Hard Fork: This is a permanent update to the blockchain that requires everyone on the network to update their software. Once the update is made, all nodes and miners that haven't updated their software will still work under the old rules, while the updated nodes will operate under the new blockchain rules.
Chain Fork: A chain fork is a situation where a single blockchain splits into multiple chains. This can happen for various reasons, such as a dispute over changes to the protocol, network congestion, or differences in opinion within the community.
User-Activated Fork: When users initiate a fork without requiring support from miners, it is known as a user-activated fork. This could happen when there is a disagreement over the direction the blockchain should take, and users create a new chain with different rules.

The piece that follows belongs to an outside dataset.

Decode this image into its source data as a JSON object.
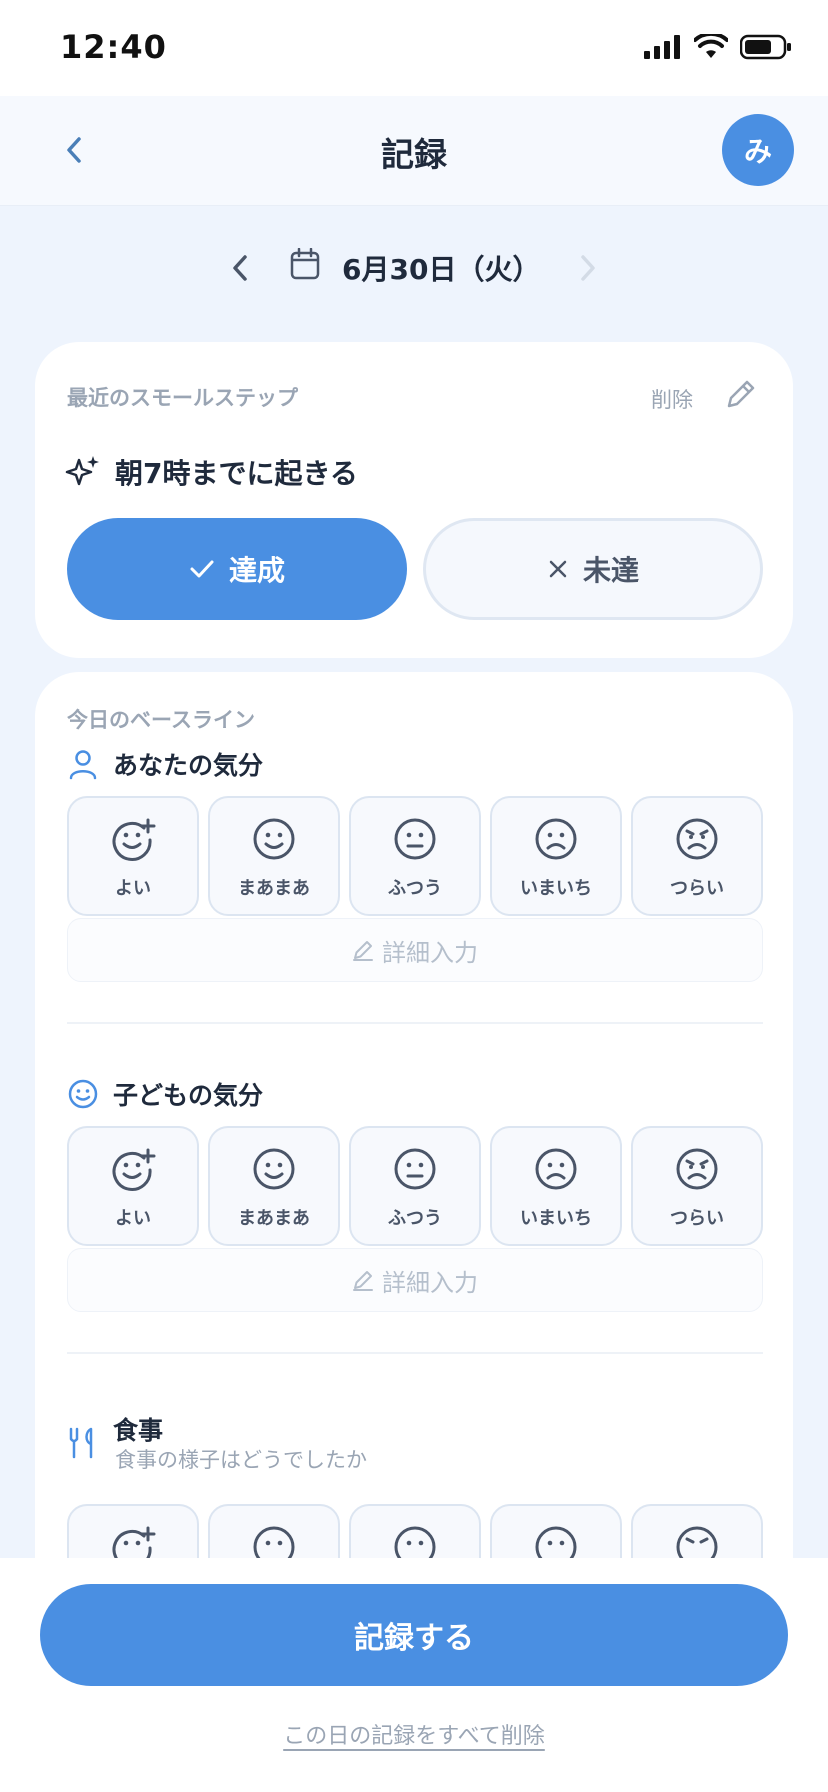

Miner-Activated Fork: A miner-activated fork is initiated by miners who do not have enough support from other network participants to reach a consensus on the proposed changes. In this case, if miners have more than 50% of the network's hashing power, they can start a hard fork.
Governance Fork: A governance fork is when the rules of the entire network are changed to better reflect the interests of the community, often through a more democratic decision-making process.
Codebase Fork: A codebase fork occurs when a new cryptocurrency is created by copying the old source code and creating a new chain with new rules. This allows developers to experiment with new features or innovations in a relatively safe environment.
Airdrop Fork: An airdrop fork is when new tokens are distributed to existing stakeholders in proportion to their existing holdings without changing the underlying blockchain's rules.